Drop by the Washburn Observatory on the University of Wisconsin–Madison campus from 6:30 a.m. to noon on Monday, Nov. 11, to get a safe, rare glimpse of Mercury as it crosses the face of the Sun. This free event is hosted by the Astronomy Department and is weather permitting.

The Washburn Observatory, 1401 Observatory Dr., is located at the peak of a hill overlooking Lake Mendota. Public parking is limited. Visit the parking website to find a nearby lot or the Metro Transit website to find a convenient bus route.

In 2004 and 2012, we saw our neighboring planet Venus transit the bright disk of the Sun in the form of a small, black disk crossing the star’s face. Transits of Venus are rare, and there won’t be another until December 2117. These events are analogous to a solar eclipse, in which the Moon crosses the face of the Sun. But while the Moon can completely block the sun — creating the unique effects of a total solar eclipse — no planet’s disk can do the same.

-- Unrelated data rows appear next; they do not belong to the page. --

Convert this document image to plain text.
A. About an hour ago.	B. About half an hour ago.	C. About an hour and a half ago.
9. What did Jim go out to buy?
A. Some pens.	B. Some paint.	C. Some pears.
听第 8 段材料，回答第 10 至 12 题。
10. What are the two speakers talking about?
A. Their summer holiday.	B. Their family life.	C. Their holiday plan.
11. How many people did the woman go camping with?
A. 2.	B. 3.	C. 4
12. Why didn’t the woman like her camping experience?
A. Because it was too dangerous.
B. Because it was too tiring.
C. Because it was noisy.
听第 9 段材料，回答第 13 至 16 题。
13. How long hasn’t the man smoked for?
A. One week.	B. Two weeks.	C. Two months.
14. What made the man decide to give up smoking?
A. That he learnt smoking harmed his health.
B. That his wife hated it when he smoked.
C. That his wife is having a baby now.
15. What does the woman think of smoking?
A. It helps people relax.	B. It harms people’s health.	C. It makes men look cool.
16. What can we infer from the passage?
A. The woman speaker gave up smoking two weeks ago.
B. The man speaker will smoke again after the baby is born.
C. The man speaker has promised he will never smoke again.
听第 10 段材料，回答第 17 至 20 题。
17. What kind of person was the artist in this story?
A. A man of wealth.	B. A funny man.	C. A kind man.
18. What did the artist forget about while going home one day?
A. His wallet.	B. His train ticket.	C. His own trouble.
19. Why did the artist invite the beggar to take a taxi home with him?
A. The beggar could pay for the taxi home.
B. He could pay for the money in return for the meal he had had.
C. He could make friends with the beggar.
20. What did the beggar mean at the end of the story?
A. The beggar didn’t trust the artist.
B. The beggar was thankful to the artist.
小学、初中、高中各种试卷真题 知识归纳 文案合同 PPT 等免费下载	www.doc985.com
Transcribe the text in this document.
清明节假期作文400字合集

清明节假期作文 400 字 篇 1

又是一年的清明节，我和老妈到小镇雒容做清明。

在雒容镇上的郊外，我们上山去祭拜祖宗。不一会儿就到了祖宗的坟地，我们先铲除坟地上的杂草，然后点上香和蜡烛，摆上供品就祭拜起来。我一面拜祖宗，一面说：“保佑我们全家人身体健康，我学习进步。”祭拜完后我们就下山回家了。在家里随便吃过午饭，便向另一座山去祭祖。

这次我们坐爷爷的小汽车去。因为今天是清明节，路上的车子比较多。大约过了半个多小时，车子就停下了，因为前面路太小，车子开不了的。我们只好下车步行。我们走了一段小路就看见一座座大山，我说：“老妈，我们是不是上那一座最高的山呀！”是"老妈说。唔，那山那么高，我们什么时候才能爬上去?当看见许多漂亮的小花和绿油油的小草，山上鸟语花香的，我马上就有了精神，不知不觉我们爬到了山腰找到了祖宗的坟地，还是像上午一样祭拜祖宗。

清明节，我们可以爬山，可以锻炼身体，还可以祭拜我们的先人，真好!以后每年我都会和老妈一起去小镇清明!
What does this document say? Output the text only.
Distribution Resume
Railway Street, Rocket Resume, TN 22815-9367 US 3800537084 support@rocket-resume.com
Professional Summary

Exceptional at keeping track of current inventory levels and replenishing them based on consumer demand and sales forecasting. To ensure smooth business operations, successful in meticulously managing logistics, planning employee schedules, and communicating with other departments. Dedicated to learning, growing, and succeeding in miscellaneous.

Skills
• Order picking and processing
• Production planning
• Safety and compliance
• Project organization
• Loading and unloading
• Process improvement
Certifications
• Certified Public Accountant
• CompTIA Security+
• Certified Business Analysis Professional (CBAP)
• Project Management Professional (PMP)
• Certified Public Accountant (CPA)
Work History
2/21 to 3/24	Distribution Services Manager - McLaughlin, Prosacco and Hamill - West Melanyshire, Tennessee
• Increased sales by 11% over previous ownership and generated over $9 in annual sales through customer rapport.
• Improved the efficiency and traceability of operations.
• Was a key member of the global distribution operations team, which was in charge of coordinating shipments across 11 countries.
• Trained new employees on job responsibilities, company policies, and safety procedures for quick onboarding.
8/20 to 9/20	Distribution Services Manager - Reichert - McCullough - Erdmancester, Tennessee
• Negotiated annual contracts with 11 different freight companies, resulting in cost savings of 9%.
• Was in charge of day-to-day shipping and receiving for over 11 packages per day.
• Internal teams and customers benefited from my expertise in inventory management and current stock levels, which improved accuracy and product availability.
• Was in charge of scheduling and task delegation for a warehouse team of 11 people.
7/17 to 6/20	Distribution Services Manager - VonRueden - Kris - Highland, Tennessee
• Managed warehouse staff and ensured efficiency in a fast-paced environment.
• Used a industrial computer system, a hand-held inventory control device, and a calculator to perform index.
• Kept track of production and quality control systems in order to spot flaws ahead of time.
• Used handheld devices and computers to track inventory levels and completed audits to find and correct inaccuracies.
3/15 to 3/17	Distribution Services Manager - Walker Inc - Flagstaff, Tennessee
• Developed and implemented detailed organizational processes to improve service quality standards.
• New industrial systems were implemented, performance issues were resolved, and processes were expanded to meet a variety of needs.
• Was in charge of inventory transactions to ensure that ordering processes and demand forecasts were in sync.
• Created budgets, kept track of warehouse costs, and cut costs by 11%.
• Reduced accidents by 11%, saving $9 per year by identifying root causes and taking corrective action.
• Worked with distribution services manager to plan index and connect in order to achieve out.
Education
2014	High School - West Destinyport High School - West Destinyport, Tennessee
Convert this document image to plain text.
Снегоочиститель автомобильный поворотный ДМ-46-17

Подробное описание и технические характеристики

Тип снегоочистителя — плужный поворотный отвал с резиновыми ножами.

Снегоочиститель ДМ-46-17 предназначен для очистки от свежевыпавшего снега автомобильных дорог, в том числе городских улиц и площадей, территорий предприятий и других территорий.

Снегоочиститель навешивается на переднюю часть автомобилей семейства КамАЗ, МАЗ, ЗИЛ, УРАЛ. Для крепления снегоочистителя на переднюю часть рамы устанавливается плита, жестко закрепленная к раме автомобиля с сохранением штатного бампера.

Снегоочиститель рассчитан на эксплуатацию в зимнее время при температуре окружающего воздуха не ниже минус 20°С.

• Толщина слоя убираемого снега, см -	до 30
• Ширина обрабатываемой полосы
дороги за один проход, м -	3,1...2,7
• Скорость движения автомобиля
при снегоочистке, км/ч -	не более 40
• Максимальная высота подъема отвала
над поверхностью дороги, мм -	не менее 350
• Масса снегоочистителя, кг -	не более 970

A Mercury transit is similar to a Venus transit, but Mercury makes a much smaller disk on the face of the Sun, because it is both smaller than Venus and farther away from Earth. Another difference is that Mercury transits are much more common than Venus transits, happening 13 or 14 times per century compared to over a century between pairs of Venus transits.

Mercury transits typically occur in pairs: one in May followed by one in November, about three and a half years apart. The May transit is often skipped. The most recent transit of Mercury was in May, 2016. After this year’s event, the next Mercury transit will occur on Nov. 13, 2032.

Seen against the solar disk, Mercury’s disk is so small that a telescope is required to make it visible. In fact, it would take over 190 Mercury disks to span a solar diameter! In contrast, Venus’ disk could be seen on the Sun without magnification. The diagram shows the path that Mercury’s disk will take across the face of the Sun and gives times local to Madison.

So come out Monday to take in this special event. In case of extensive cloud cover, this event will be canceled.

We want to remind you that  aiming a telescope or binoculars at the Sun is a dangerous operation, requiring special equipment and techniques, and therefore best left to experienced observers. At the Washburn Observatory event, we’ll be able to view the transit safely.

Diagram showing the times of the 2019 Mercury transit

The 2019 Mercury transit across the Sun will start just before sunrise and end around noon on Monday, Nov. 11.